Les capitalistes des États-Unis n’ont rien tant à cœur que de contribuer à la fondation, à l’entretien, à la prospérité des écoles, collèges et institutions de tout genre. Ils comprennent qu’un peuple instruit est toujours libre, et que l’ignorance de ses droits est seule cause qu’il les abandonne. Aussi, les particuliers y jouent-ils le rôle de l’état pour toutes les institutions publiques ; ils sont la providence de l’avenir. Leurs généreuses, leurs étonnantes prodigalités pour l’instruction des enfants ne sont inspirées que par l’amour des institutions de leur pays, qu’ils ne peuvent perpétuer qu’à la condition que les générations futures les connaissent et les aiment en les connaissant.

Tant de riches dotations ont moins pour effet de soutenir des écoles ou des collèges que d’assurer l’éternelle liberté politique, intellectuelle et civile du peuple américain.

En Canada, les dotations ne sont faites qu’aux corporations religieuses, et n’ont d’effet que pour maintenir l’ignorance et la lèpre du parasitisme social.

Ceux qui ne font pas de dotations ne visent qu’à avoir des chevaux où à faire banqueroute, dès qu’ils ont assez d’argent pour cela.

J’ai sous les yeux le rapport du président de l’Institut Canadien de Québec. Voici comment il s’exprime :

Les jeunes gens, qui ont plus que tous les autres besoin de l’Institut Canadien ont à se faire une position. Les ressources d’un grand nombre sont tellement limitées, qu’ils ont peine à se procurer les choses les plus nécessaires à la vie matérielle. Ils ne peuvent donc pas, avec la meilleure volonté du monde, payer leur contribution annuelle. La somme de ces contributions étant la seule ressource que nous ayons pour faire face à nos dépenses, on comprend donc les embarras périodiques dans lesquels nous nous trouvons.

Il y a un moyen de les faire cesser, c’est la libéralité de ceux dont la fortune est faite, de ceux qui, n’ayant plus d’inquiétude pour eux-mêmes, peuvent aider les autres. Cette libéralité, nous la trouvons chez un certain nombre d’entre eux ; plusieurs citoyens, qui n’ont aucun besoin de l’Institut, continuent d’en être membres et paient leur contribution annuelle avec régularité. Bien qu’ils ne fassent en cela que leur devoir, ils sont si peu nombreux que nous ne devons pas leur marchander les éloges et les remerciements.

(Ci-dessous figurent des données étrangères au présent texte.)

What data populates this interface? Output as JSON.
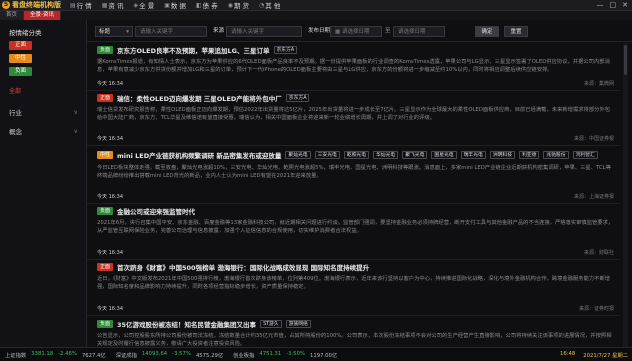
{
  "app": {
    "logo_mark": "S",
    "logo_text": "看盘终端机构版",
    "menu": [
      {
        "icon": "▤",
        "label": "行 情"
      },
      {
        "icon": "▦",
        "label": "资 讯"
      },
      {
        "icon": "◈",
        "label": "全 景"
      },
      {
        "icon": "▣",
        "label": "数 据"
      },
      {
        "icon": "◧",
        "label": "债 券"
      },
      {
        "icon": "◉",
        "label": "期 货"
      },
      {
        "icon": "◔",
        "label": "其 他"
      }
    ],
    "window_controls": {
      "minimize": "—",
      "maximize": "□",
      "close": "✕"
    }
  },
  "tabs": [
    {
      "label": "首页",
      "active": false
    },
    {
      "label": "全景-资讯",
      "active": true
    }
  ],
  "sidebar": {
    "title": "按情绪分类",
    "categories": [
      {
        "label": "正面",
        "color": "#c8311f"
      },
      {
        "label": "中性",
        "color": "#e58a1c"
      },
      {
        "label": "负面",
        "color": "#2f8a3a"
      }
    ],
    "all_label": "全部",
    "groups": [
      {
        "label": "行业",
        "chevron": "∨"
      },
      {
        "label": "概念",
        "chevron": "∨"
      }
    ]
  },
  "filter": {
    "scope_value": "标题",
    "keyword_placeholder": "请输入关键字",
    "source_label": "来源",
    "source_placeholder": "请输入关键字",
    "date_label": "发布日期",
    "start_placeholder": "请选择日期",
    "date_sep": "至",
    "end_placeholder": "请选择日期",
    "confirm_label": "确定",
    "reset_label": "重置"
  },
  "news": [
    {
      "sentiment": "负面",
      "sentiment_class": "g",
      "title": "京东方OLED良率不及预期，苹果追加LG、三星订单",
      "stocks": [
        "京东方A"
      ],
      "body": "据KomsTimes报道，有知情人士表示，京东方为苹果供应的6代OLED面板产品良率不及预期。据一份提供苹果面板的行业调查的KomsTimes透露，苹果公司与LG显示、三星显示签署了OLED供应协议，并据公司内部消息，苹果有意减少京东方供货份额并增加LG和三星的订单，预计下一代iPhone的OLED面板主要将由三星与LG供应，京东方的份额将进一步缩减至约10%以内，同时将相应调整后续供应链安排。",
      "time": "今天 16:34",
      "source": "来源：集微网"
    },
    {
      "sentiment": "正面",
      "sentiment_class": "r",
      "title": "瑞信：柔性OLED迈向爆发期 三星OLED产能将外包中厂",
      "stocks": [
        "京东方A"
      ],
      "body": "瑞士信贷发布研究报告称，柔性OLED面板正迈向爆发期，预估2022年出货量将达5亿片，2025年出货量将进一步成长至7亿片。三星显示作为全球最大的柔性OLED面板供应商，目前已经满载，未来新增需求将部分外包给中国大陆厂商，京东方、TCL华星及维信诺有望直接受惠。瑞信认为，相关中国面板企业将迎来新一轮业绩增长周期，并上调了对行业的评级。",
      "time": "今天 16:34",
      "source": "来源：中国证券报"
    },
    {
      "sentiment": "中性",
      "sentiment_class": "o",
      "title": "mini LED产业链获机构频繁调研 新品密集发布或迎放量",
      "stocks": [
        "聚灿光电",
        "三安光电",
        "乾照光电",
        "华灿光电",
        "聚飞光电",
        "国星光电",
        "瑞丰光电",
        "洲明科技",
        "利亚德",
        "兆驰股份",
        "鸿利智汇"
      ],
      "body": "今日LED板块整体走强，截至收盘，聚灿光电涨超10%，三安光电、华灿光电、乾照光电涨超5%，瑞丰光电、国星光电、洲明科技等跟涨。消息面上，多家mini LED产业链企业近期获机构密集调研，苹果、三星、TCL等终端品牌纷纷推出搭载mini LED背光的新品，业内人士认为mini LED有望在2021年迎来放量。",
      "time": "今天 16:34",
      "source": "来源：上海证券报"
    },
    {
      "sentiment": "负面",
      "sentiment_class": "g",
      "title": "金融公司或迎来强监管时代",
      "stocks": [],
      "body": "2021年6月，央行召集中国平安、京东金融、百度金融等13家金融科技公司，就近期相关问题进行约谈。监管部门强调，要坚持金融业务必须持牌经营，断开支付工具与其他金融产品的不当连接，严格落实审慎监管要求，从严监管互联网保险业务，完善公司治理与信息披露，加强个人征信信息的合规使用，切实维护消费者合法权益。",
      "time": "今天 16:34",
      "source": "来源：财联社"
    },
    {
      "sentiment": "正面",
      "sentiment_class": "r",
      "title": "首次跻身《财富》中国500强榜单 渤海银行：国际化战略成效显现 国际知名度持续提升",
      "stocks": [],
      "body": "近日，《财富》中文版发布2021年中国500强排行榜，渤海银行首次跻身该榜单，位列第409位。渤海银行表示，近年来该行坚持以客户为中心，持续推进国际化战略，深化与境外金融机构合作，跨境金融服务能力不断增强，国际知名度和品牌影响力持续提升，同时各项经营指标稳步增长，资产质量保持稳定。",
      "time": "今天 16:34",
      "source": "来源：证券时报"
    },
    {
      "sentiment": "负面",
      "sentiment_class": "g",
      "title": "35亿游戏股份被冻结！知名民营金融集团又出事",
      "stocks": [
        "ST游久",
        "游族网络"
      ],
      "body": "公告显示，公司控股股东所持公司股份被司法冻结，冻结数量合计约35亿元市值，占其所持股份的100%。公司表示，本次股份冻结事项不会对公司的生产经营产生直接影响，公司将持续关注该事项的进展情况，并按照相关规定及时履行信息披露义务，敬请广大投资者注意投资风险。",
      "time": "今天 16:34",
      "source": "来源：中国基金报"
    }
  ],
  "status": {
    "indices": [
      {
        "name": "上证指数",
        "value": "3381.18",
        "change": "-2.46%",
        "dir": "dn",
        "vol": "7627.4亿"
      },
      {
        "name": "深证成指",
        "value": "14093.64",
        "change": "-3.57%",
        "dir": "dn",
        "vol": "4575.29亿"
      },
      {
        "name": "创业板指",
        "value": "4751.31",
        "change": "-3.50%",
        "dir": "dn",
        "vol": "1197.00亿"
      }
    ],
    "clock": "16:48",
    "date": "2021/7/27 星期二"
  }
}
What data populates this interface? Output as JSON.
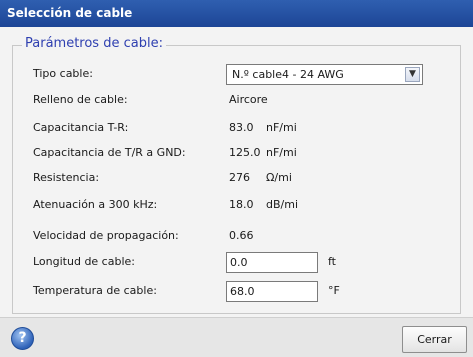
{
  "dialog": {
    "title": "Selección de cable"
  },
  "group": {
    "legend": "Parámetros de cable:"
  },
  "fields": {
    "cable_type": {
      "label": "Tipo cable:",
      "value": "N.º cable4 - 24 AWG"
    },
    "fill": {
      "label": "Relleno de cable:",
      "value": "Aircore"
    },
    "cap_tr": {
      "label": "Capacitancia T-R:",
      "value": "83.0",
      "unit": "nF/mi"
    },
    "cap_gnd": {
      "label": "Capacitancia de T/R a GND:",
      "value": "125.0",
      "unit": "nF/mi"
    },
    "resistance": {
      "label": "Resistencia:",
      "value": "276",
      "unit": "Ω/mi"
    },
    "attenuation": {
      "label": "Atenuación a 300 kHz:",
      "value": "18.0",
      "unit": "dB/mi"
    },
    "velocity": {
      "label": "Velocidad de propagación:",
      "value": "0.66"
    },
    "length": {
      "label": "Longitud de cable:",
      "value": "0.0",
      "unit": "ft"
    },
    "temperature": {
      "label": "Temperatura de cable:",
      "value": "68.0",
      "unit": "°F"
    }
  },
  "footer": {
    "close_label": "Cerrar",
    "help_glyph": "?"
  },
  "icons": {
    "help": "help-icon",
    "dropdown": "chevron-down-icon"
  }
}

Le plus grand nombre de ceux qui sont dans la même position qu’eux oublient entièrement ce qu’ils doivent à la société où ils vivent. Les uns croyant sans doute qu’une institution comme la nôtre peut, suivant une expression populaire, vivre de l’air du temps, s’imaginent lui avoir rendu un grand service et en avoir mérité de la reconnaissance, lorsqu’ils ont mis leurs noms sur la liste de ses membres. D’autres, et ils sont plus nombreux, connaissant la nécessité de la souscription annuelle, et ne voulant pas s’imposer un si lourd sacrifice, envoient leur démission pour n’avoir pas à payer quatre piastres par année. Combien de fois nous est-il arrivé, au sortir d’une assemblée du bureau de direction, de rencontrer l’équipage d’un individu dont nous venions de recevoir une lettre annonçant qu’il cessait d’être membre de l’Institut ! Il n’avait pas cru pouvoir sacrifier plus longtemps une si forte somme !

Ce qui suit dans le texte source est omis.